Conditional independence tests (CITs) test for conditional dependence between random variables. As existing CITs are limited in their applicability to complex, high-dimensional variables such as images, we introduce deep nonparametric CITs (DNCITs). The DNCITs combine embedding maps, which extract feature representations of high-dimensional variables, with nonparametric CITs applicable to these feature representations. For the embedding maps, we derive general properties on their parameter estimators to obtain valid DNCITs and show that these properties include embedding maps learned through (conditional) unsupervised or transfer learning. For the nonparametric CITs, appropriate tests are selected and adapted to be applicable to feature representations. Through simulations, we investigate the performance of the DNCITs for different embedding maps and nonparametric CITs under varying confounder dimensions and confounder relationships.
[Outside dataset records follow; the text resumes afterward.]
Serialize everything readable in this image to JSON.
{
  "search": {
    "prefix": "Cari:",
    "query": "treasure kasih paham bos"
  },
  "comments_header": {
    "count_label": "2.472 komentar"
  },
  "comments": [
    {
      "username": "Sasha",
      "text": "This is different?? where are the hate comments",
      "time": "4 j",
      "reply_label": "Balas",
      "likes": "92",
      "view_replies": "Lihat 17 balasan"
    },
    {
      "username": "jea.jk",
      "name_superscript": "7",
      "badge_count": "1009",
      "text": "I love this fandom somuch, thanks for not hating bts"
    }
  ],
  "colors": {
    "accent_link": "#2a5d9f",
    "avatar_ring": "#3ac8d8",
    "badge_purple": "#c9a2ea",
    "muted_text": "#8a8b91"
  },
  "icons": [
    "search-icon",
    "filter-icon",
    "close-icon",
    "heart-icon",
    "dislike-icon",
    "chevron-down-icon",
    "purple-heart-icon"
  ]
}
We apply the DNCITs to brain MRI scans and behavioral traits, given confounders, of healthy individuals from the UK Biobank (UKB), confirming null results from a number of ambiguous personality neuroscience studies with a larger data set and with our more powerful tests. In addition, in a confounder control study, we apply the DNCITs to brain MRI scans and a confounder set to test for sufficient confounder control, leading to a potential reduction in the confounder dimension under improved confounder control compared to existing state-of-the-art confounder control studies for the UKB. Finally, we provide an R package implementing the DNCITs.

翻译：条件独立性检验用于检测随机变量间的条件依赖关系。针对现有方法在处理复杂高维变量（如图像）时的局限性，本文提出了深度非参数条件独立性检验方法。该方法通过嵌入映射提取高维变量的特征表示，并结合适用于特征表示的非参数条件独立性检验。对于嵌入映射，我们推导了其参数估计量需满足的通用性质以确保检验的有效性，并证明通过（条件）无监督学习或迁移学习获得的嵌入映射均符合这些性质。对于非参数检验，我们筛选并调整了适用于特征表示的检验方法。通过模拟实验，我们研究了在不同混杂因子维度与关系下，不同嵌入映射与非参数检验组合的性能表现。我们将该方法应用于英国生物银行中健康个体的脑部磁共振成像与行为特征数据（在给定混杂因子的条件下），利用更大规模数据集和更高检验效能的方法，验证了多项存在争议的人格神经科学研究中的零结果结论。此外，在混杂因子控制研究中，我们将该方法应用于脑部磁共振成像与混杂因子集，以检验混杂因子控制的充分性。与英国生物银行现有最先进的混杂因子控制研究相比，该方法在提升控制效果的同时可能降低所需混杂因子的维度。最后，我们提供了实现该方法的R软件包。